When
general assault or homicide laws are used to prosecute potential or
actual HIV
exposure or transmission, jurists have sometimes had to decide exactly
what
'harm' has been perpetrated to fit such acts into these laws. For
example, in
criminal HIV exposure cases (sexual or otherwise), it is the 'harm' of
exposure
to the risk of acquiring HIV that is primarily the focus of the case,
since
actual bodily harm did not occur. It is the impact of the betrayal, fear
or
uncertainty or the temporary physical harm caused by
post-exposure prophylaxis (PEP) that is often cited by complainants, prosecution and judges as the
reasoning
behind their belief that the accused should be legally liable and
culpable.
For example, in a recent Canadian case where an HIV-negative
man was
informed by his partner that she was HIV-positive after a condom broke,
and in which
evidence in court asserted a 1-in-2000 risk of his acquiring HIV, the
man wrote
in his victim statement: "I am no longer able to sleep through the night
due to anxiety and stress. I am stuck in a box ... I don't care about
anything
anymore. The year of doing blood work to make sure I was OK has affected
me the
most. The waiting period of a whole year felt like an eternity to me.
Waiting
to see if I was affected by the disease has had the most fearful impact
on my
life. I am still not 100% sure in my mind that I am OK." See ‘Woman
kept
HIV status to herself’ Toronto
Sun, September 11, 2009. (It should be noted that he may have
received
incorrect medical advice regarding the need to wait a year to discover
whether or
not he had acquired HIV; the latest generation of HIV tests detect
infection
between five and 30 days following exposure. UK National
Guidelines for HIV Testing, 2008.) The woman pleaded guilty to
aggravated
sexual assault and was sentenced to two years' house arrest. See Bernard
EJ ‘Canada:
Hamilton
woman gets two years house arrest after pleading guilty to HIV
exposure following condom failure (update)’(21 Nov 2009) Criminal
HIV Transmission. www.criminalhivtransmission.blogspot.com.

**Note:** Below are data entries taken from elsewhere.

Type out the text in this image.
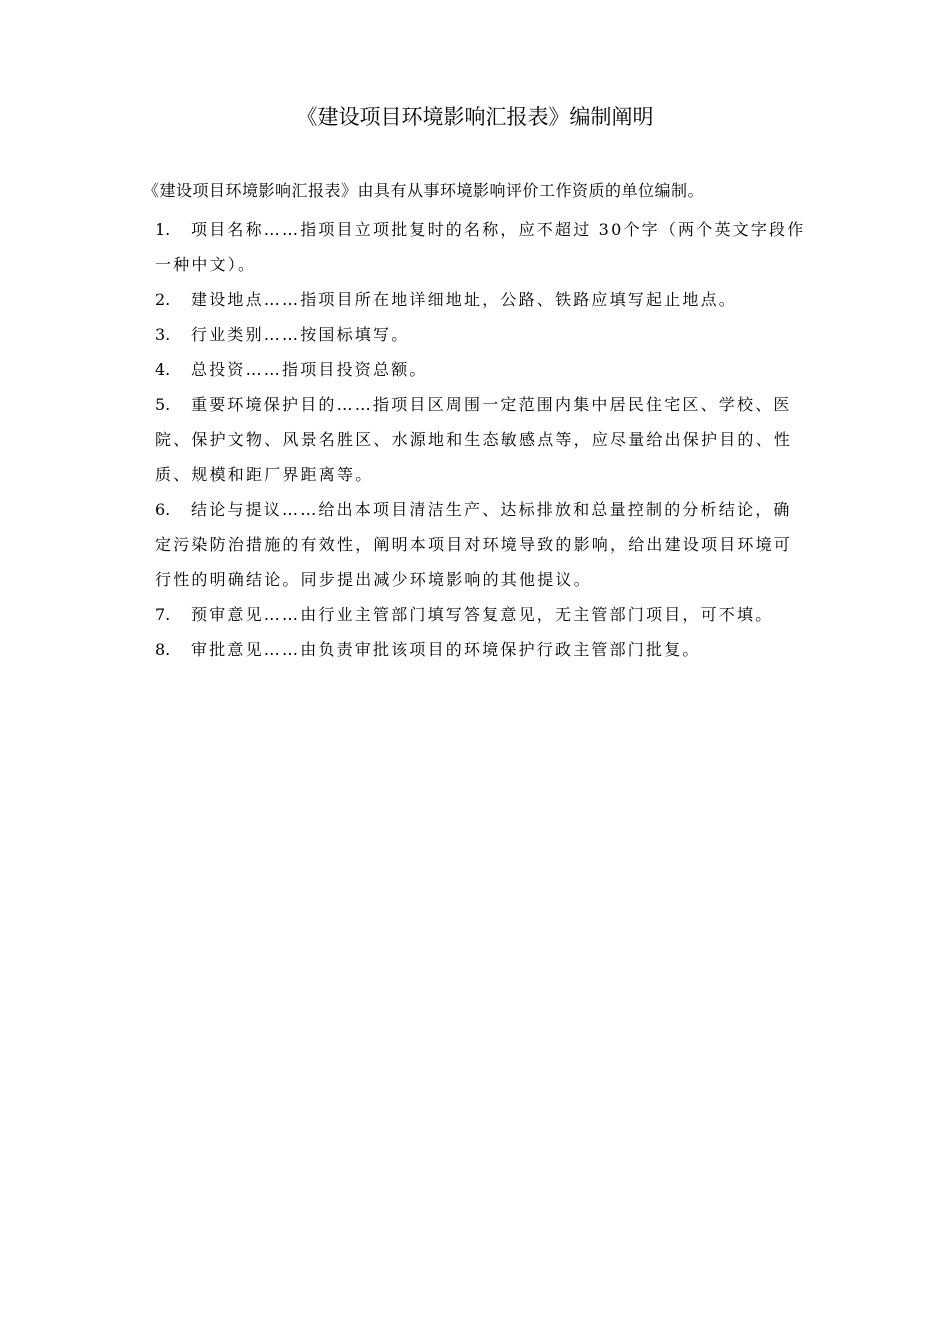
《建设项目环境影响汇报表》编制阐明
《建设项目环境影响汇报表》由具有从事环境影响评价工作资质的单位编制。
1. 项目名称……指项目立项批复时的名称，应不超过 30个字（两个英文字段作
一种中文）。
2. 建设地点……指项目所在地详细地址，公路、铁路应填写起止地点。
3. 行业类别……按国标填写。
4. 总投资……指项目投资总额。
5. 重要环境保护目的……指项目区周围一定范围内集中居民住宅区、学校、医
院、保护文物、风景名胜区、水源地和生态敏感点等，应尽量给出保护目的、性
质、规模和距厂界距离等。
6. 结论与提议……给出本项目清洁生产、达标排放和总量控制的分析结论，确
定污染防治措施的有效性，阐明本项目对环境导致的影响，给出建设项目环境可
行性的明确结论。同步提出减少环境影响的其他提议。
7. 预审意见……由行业主管部门填写答复意见，无主管部门项目，可不填。
8. 审批意见……由负责审批该项目的环境保护行政主管部门批复。
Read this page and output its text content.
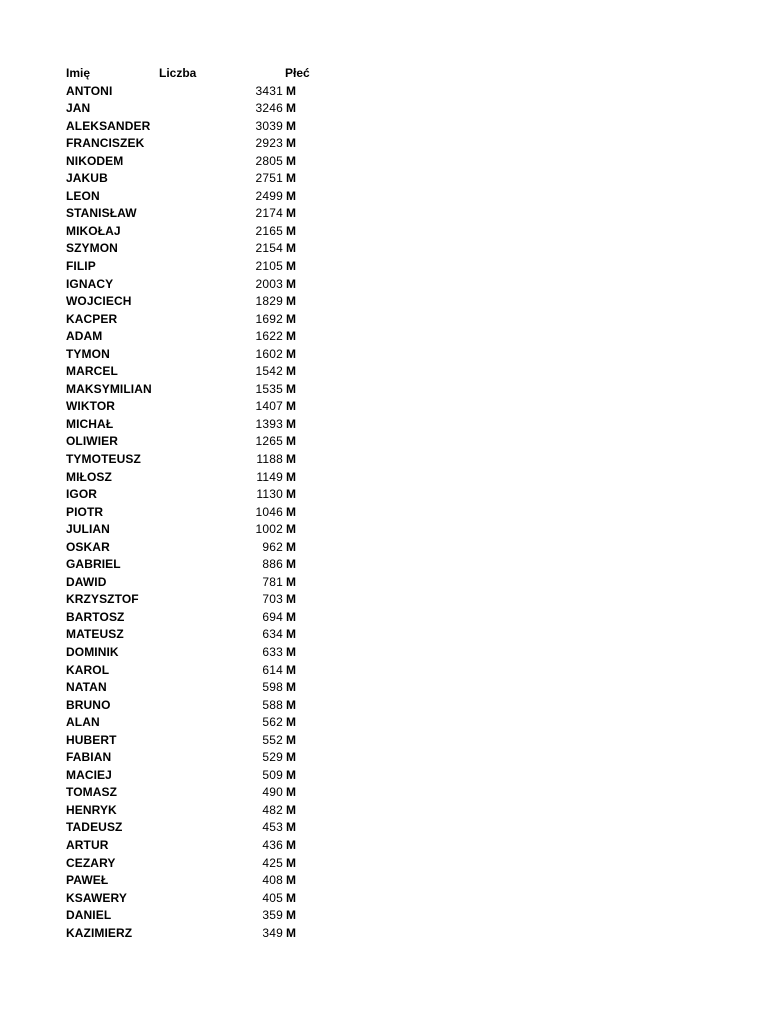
Imię	Liczba	Płeć
ANTONI	3431 M
JAN	3246 M
ALEKSANDER	3039 M
FRANCISZEK	2923 M
NIKODEM	2805 M
JAKUB	2751 M
LEON	2499 M
STANISŁAW	2174 M
MIKOŁAJ	2165 M
SZYMON	2154 M
FILIP	2105 M
IGNACY	2003 M
WOJCIECH	1829 M
KACPER	1692 M
ADAM	1622 M
TYMON	1602 M
MARCEL	1542 M
MAKSYMILIAN	1535 M
WIKTOR	1407 M
MICHAŁ	1393 M
OLIWIER	1265 M
TYMOTEUSZ	1188 M
MIŁOSZ	1149 M
IGOR	1130 M
PIOTR	1046 M
JULIAN	1002 M
OSKAR	962 M
GABRIEL	886 M
DAWID	781 M
KRZYSZTOF	703 M
BARTOSZ	694 M
MATEUSZ	634 M
DOMINIK	633 M
KAROL	614 M
NATAN	598 M
BRUNO	588 M
ALAN	562 M
HUBERT	552 M
FABIAN	529 M
MACIEJ	509 M
TOMASZ	490 M
HENRYK	482 M
TADEUSZ	453 M
ARTUR	436 M
CEZARY	425 M
PAWEŁ	408 M
KSAWERY	405 M
DANIEL	359 M
KAZIMIERZ	349 M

In the United States, a 35-year-old
HIV-positive man with
mental health issues, and characterised as a ‘drifter’, was sentenced to
15
years in prison "for threatening to kill" with his illness, then
"biting a Miami cop”. Here, the prosecutor focused on the "eight
anxious months" before doctors told the policeman he was HIV-negative
and
the (irrational) fear that he might transmit HIV via "any contact with
his
wife or children". The policeman later told reporters: "For three
months afterward, I had to take a cocktail of medication three times a
day,
causing diarrhoea, vomiting, nausea – everything you can think of." (It
should be noted that he may have received incorrect medical advice: Post
Exposure Prophylaxis is
typically prescribed for no longer than 28 days). See ‘HIV positive
drifter gets 15 years for biting Miami cop’ Miami Herald,
26 August 2009.
See the chapter: Risk for more information on post-exposure
prophylaxis (PEP).
This has led to the 'harm' of HIV being
defined in ways that are not necessarily accurate or appropriate. For
example,
in some United States
jurisdictions the bodily fluids – whether it is non-infectious saliva,
or
possibly infectious semen – of someone living with HIV have been legally
defined as ‘lethal’ or ‘deadly weapons’.1
The application of
general laws to HIV exposure or transmission may also be influenced by
such
factors. For example, an HIV-positive man in Michigan who bit his
neighbour in a fight
was charged under a recently enacted terrorism law. This law makes it a
crime
to have a harmful device, which is defined as being biological,
chemical,
electronic or radioactive. The prosecutor argued that simply being
HIV-positive
meant that the defendant himself was “a device designed or intended to
release
a harmful biological substance”, and that his bite was thus an attempt
to
spread HIV. The prosecutor was relying on a prior Michigan Court of
Appeals
ruling which states that "HIV infected blood is a ‘harmful biological
substance,’ as defined by Michigan
statute, because it is a substance produced by a human organism that
contains a
virus that can spread or cause disease in humans."5 The judge eventually
dismissed the
bioterrorism charges.6
(See Case Study: Canada
and the United States – Preoccupation with Alleged HIV Exposure and
Transmission during Biting and Spitting
in the chapter: Laws.)
Some commentators have argued that such unequal treatment of people
living with
HIV amounts to discrimination. Justice Edwin Cameron suggests that these
are,
in fact, HIV ‘status crimes’ and that the person living with HIV is
being
"punished less for what they did than for the virus they carried. A
similarly situated person engaging in the same acts but without HIV
would
almost certainly not be charged with any crime. HIV status made the
difference."7
1.
For
example, New Mexico, North
Carolina and Texas,
see: Criminal
HIV Transmission (www.criminalhivtransmission.blogspot.com).